Another clause, in tiny, tiny type, awards a $27 million tax break to foreigners who bet at our horse and dog tracks. And there are others, such as a tax credit for clean-fuel vehicles, the ability to deduct sales taxes from returns in lieu of state and local income taxes; reduced corporate income tax rates for domestic production; a lower corporate income tax rate for small corporations; job creation tax incentives for manufacturers, small businesses and farmers; several provisions for Subchapter S corporations; and there’s even a repeal of excise taxes on fishing tackle boxes. Not all of these things are bad, but it takes a sharp eye and an alert mind to separate the wheat from the chaff.

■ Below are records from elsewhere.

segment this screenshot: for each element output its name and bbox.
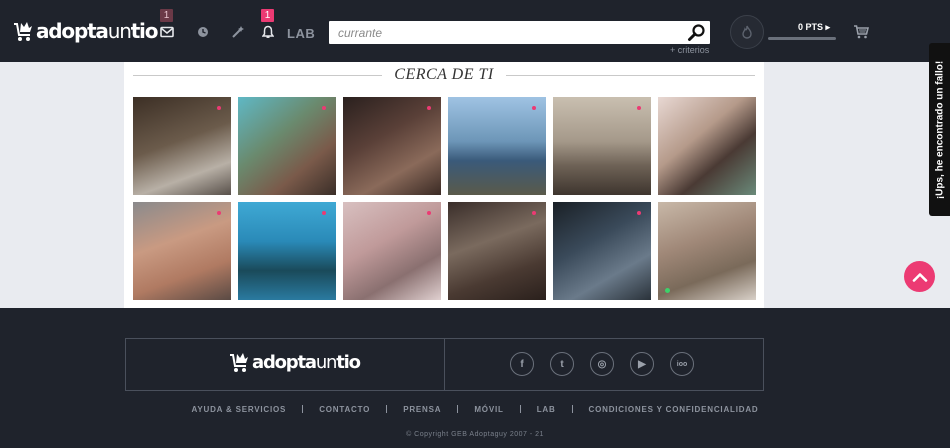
link-separator xyxy=(457,405,459,413)
footer-link[interactable]: CONTACTO xyxy=(319,405,370,414)
new-profile-dot xyxy=(637,106,641,110)
link-separator xyxy=(302,405,304,413)
points-progress-bar xyxy=(768,37,836,40)
footer-links: AYUDA & SERVICIOS CONTACTO PRENSA MÓVIL LAB C… xyxy=(0,405,950,414)
chevron-up-icon xyxy=(912,272,927,282)
new-profile-dot xyxy=(532,106,536,110)
search-icon[interactable] xyxy=(687,23,706,42)
scroll-top-button[interactable] xyxy=(904,261,935,292)
flame-icon xyxy=(742,25,752,39)
profile-photo[interactable] xyxy=(553,202,651,300)
new-profile-dot xyxy=(217,106,221,110)
online-status-dot xyxy=(665,288,670,293)
lab-link[interactable]: LAB xyxy=(287,26,315,41)
report-bug-tab[interactable]: ¡Ups, he encontrado un fallo! xyxy=(929,43,950,216)
mail-icon[interactable] xyxy=(159,24,175,40)
nearby-panel: CERCA DE TI xyxy=(124,62,764,308)
footer-logo[interactable]: adoptauntio xyxy=(228,351,361,373)
instagram-icon[interactable]: ◎ xyxy=(590,352,614,376)
footer-link[interactable]: AYUDA & SERVICIOS xyxy=(192,405,287,414)
footer-link[interactable]: MÓVIL xyxy=(474,405,503,414)
link-separator xyxy=(519,405,521,413)
profile-photo[interactable] xyxy=(448,97,546,195)
footer-divider xyxy=(444,339,445,390)
profile-photo[interactable] xyxy=(658,202,756,300)
magic-wand-icon[interactable] xyxy=(230,24,246,40)
profile-photo[interactable] xyxy=(238,202,336,300)
points-fire-button[interactable] xyxy=(730,15,764,49)
points-label: 0 PTS xyxy=(797,22,823,32)
new-profile-dot xyxy=(637,211,641,215)
profile-photo[interactable] xyxy=(343,202,441,300)
heading-rule-left xyxy=(133,74,383,76)
history-icon[interactable] xyxy=(195,24,211,40)
footer-link[interactable]: LAB xyxy=(537,405,556,414)
section-title: CERCA DE TI xyxy=(394,66,494,83)
points-meter[interactable]: 0 PTS ▸ xyxy=(768,22,836,40)
profile-photo[interactable] xyxy=(343,97,441,195)
new-profile-dot xyxy=(322,106,326,110)
report-bug-label: ¡Ups, he encontrado un fallo! xyxy=(934,60,945,199)
cart-icon[interactable] xyxy=(853,25,869,39)
profile-photo[interactable] xyxy=(133,202,231,300)
link-separator xyxy=(571,405,573,413)
section-heading: CERCA DE TI xyxy=(133,66,755,84)
link-separator xyxy=(386,405,388,413)
new-profile-dot xyxy=(427,211,431,215)
new-profile-dot xyxy=(322,211,326,215)
site-logo[interactable]: adoptauntio xyxy=(12,18,158,44)
new-profile-dot xyxy=(427,106,431,110)
search-input[interactable] xyxy=(329,21,669,44)
new-profile-dot xyxy=(217,211,221,215)
twitter-icon[interactable]: t xyxy=(550,352,574,376)
youtube-icon[interactable]: ▶ xyxy=(630,352,654,376)
top-navbar: adoptauntio 1 1 LAB + criterios 0 PTS ▸ xyxy=(0,0,950,62)
copyright: © Copyright GEB Adoptaguy 2007 - 21 xyxy=(406,431,544,438)
new-profile-dot xyxy=(532,211,536,215)
facebook-icon[interactable]: f xyxy=(510,352,534,376)
heading-rule-right xyxy=(505,74,755,76)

Lately, we’ve been seeing and hearing U.S. Rep. Don Manzullo (R-16) in a series of photo-ops and tv commercials presenting awards and grants to local small business and touting his efforts on their behalf.

So how did Manzullo vote on this pork barrel pariah? Why, he voted for it, of course. So did the esteemed U.S. Rep. Dennis Hastert. In the Senate, Dick Durbin voted against it while Sen. Peter Fitzgerald gave a true Republican vote in favor.

Interestingly, the Democratic national ticket—senators John Kerry and John Edwards—did not vote on this legislation. Also not voting were: Sen. Bob Graham (D-Fla.), Sen. John McCain (R-Ariz.), Sen. Saxby Chambliss (R-Ga.), Sen. Fritz Hollings (D-S.C.), Sen. Arlen Spector (R-Pa.), and Sen. John E. Sununu (R-N.H.), Sen. Herb Kohl (D-Wis.), voted “present.”

The final tally on the House version of this bill was 69 yes, 17 no. When the compromise form of the bill cleared the conference committee and hit the floor for a roll call vote, the outcome was: 280 yeas, 141 nays and 12 abstentions. (Clerk of the House)

Veteran journalist Bill Moyers observed: “In time of war, terror and soaring deficits, you would think the governing class would be asking these corporate aristocrats to make a little patriotic sacrifice like that asked of single mothers or our men and women in Iraq. Instead, they’re allowed to pass their share of the burden to workers and children not yet born.

“At the least, they ought to be required to remove the flag from their lapels and replace it with the icon they most revere–the dollar sign,” Moyers said.